Out of respect for Melville and McCullough, I will try not to complain. That said, here is my little story about how a computer can turn around and bite an unsuspecting writer.
On June 15th in the early morning hour, I went upstairs to work on my 60,000- word manuscript entitled Lucia of Fatima. It was a third draft, requiring spit and polish. After an hour, I saved the document on a flash-drive and went downstairs for breakfast. I ate my oatmeal and returned to the computer. I clicked on the document only to discover that Lucia had vanished. I searched in Downloads. I searched in Documents. I searched in iCloud. Lucia had evaporated into the stratosphere. Microsoft support tried to find it. Apple support tried to find it. A kind friend with computer savvy searched. Another expert in computers used software to scan the flash-drive. Empty-handed, everyone.

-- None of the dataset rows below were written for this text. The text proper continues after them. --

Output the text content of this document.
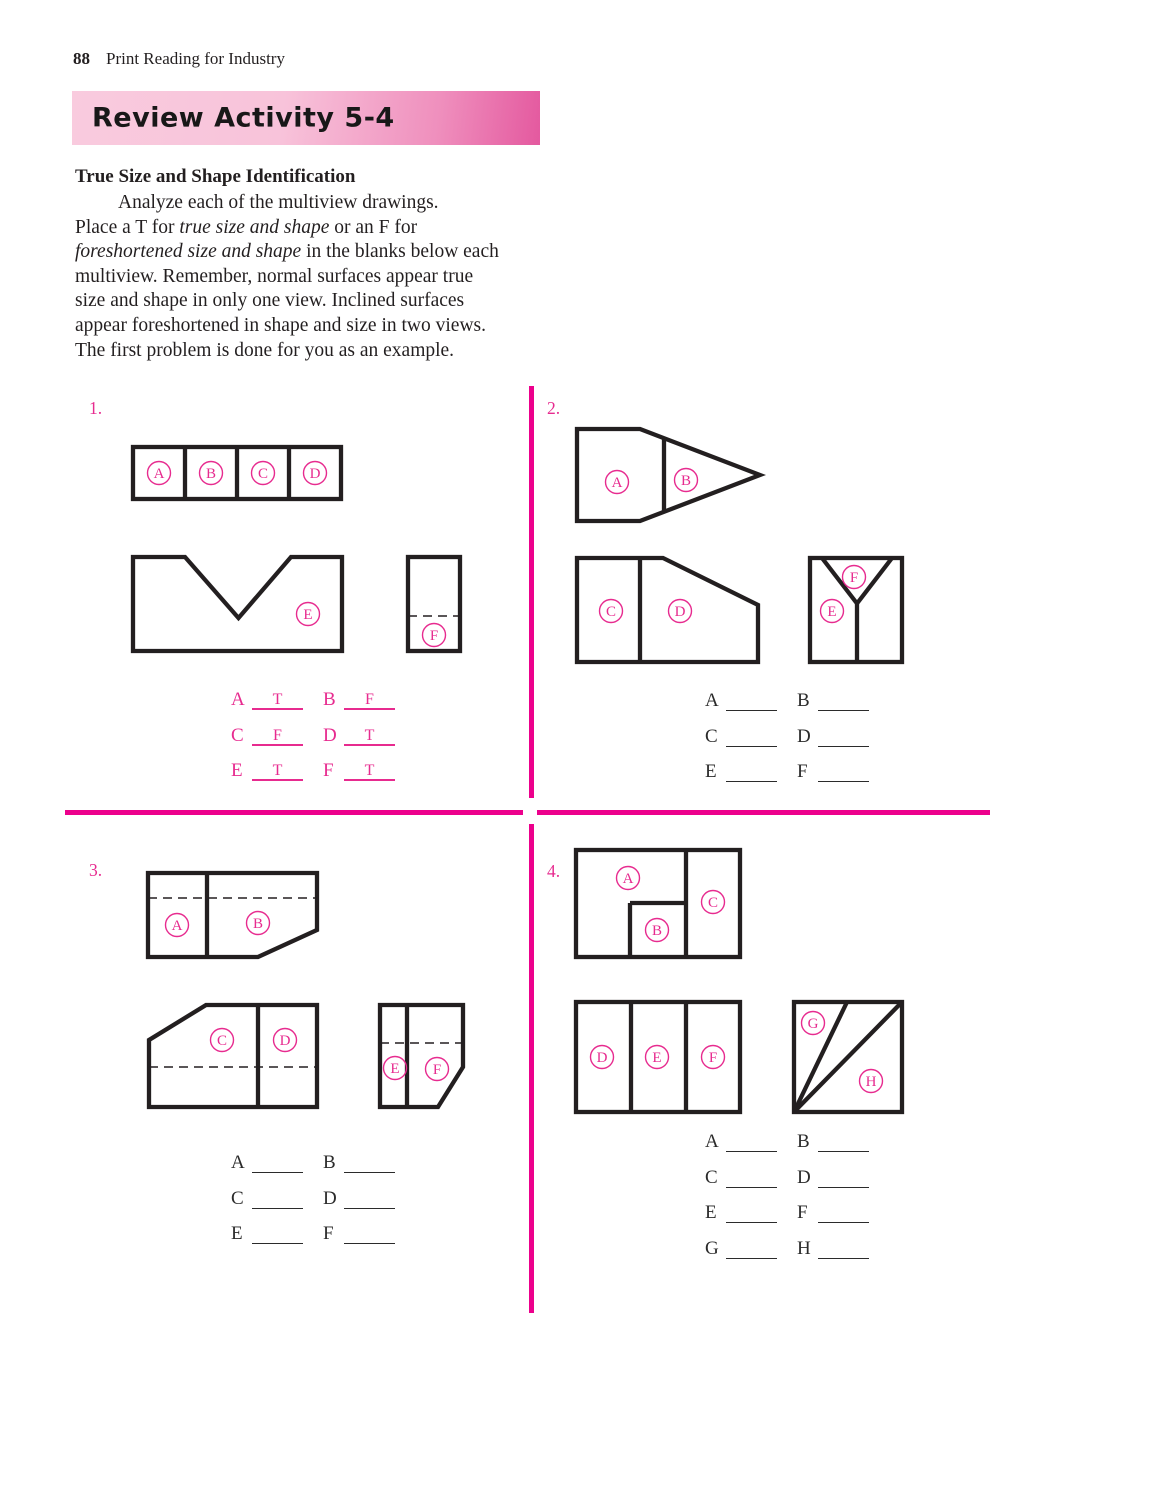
88 Print Reading for Industry
Review Activity 5-4
True Size and Shape Identification
Analyze each of the multiview drawings.
Place a T for true size and shape or an F for
foreshortened size and shape in the blanks below each
multiview. Remember, normal surfaces appear true
size and shape in only one view. Inclined surfaces
appear foreshortened in shape and size in two views.
The first problem is done for you as an example.
1.	2.
3.	4.
A	B	C	D
E
F
A	B
C	D	E
F
A	B
C	D
E F
A
B
C
D	E	F
G
H
A T B F
C F D T
E	T F	T
A	B
C	D
E	F
A	B
C	D
E	F
A	B
C	D
E	F
G	H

All appeared to be lost. Now here is where Gandalf rides to the rescue on his white horse. Gandalf, in the person of my husband, quietly pulled out a paper folder marked Lucia. “Is this a recent draft?” he asked. He had served as a friendly reader in the rewriting process. Sure enough, it was!
Thanks to technology, I can use voice to text and dictate the story into Microsoft Word, avoiding the arduous task of starting all over again.
Now for my point. Computers can be your worst enemy or your best friend. Not so my husband. Nearly forty years of married life proves to me that he has been my hero through thick and thin, through technological glitches and even vanishing manuscripts.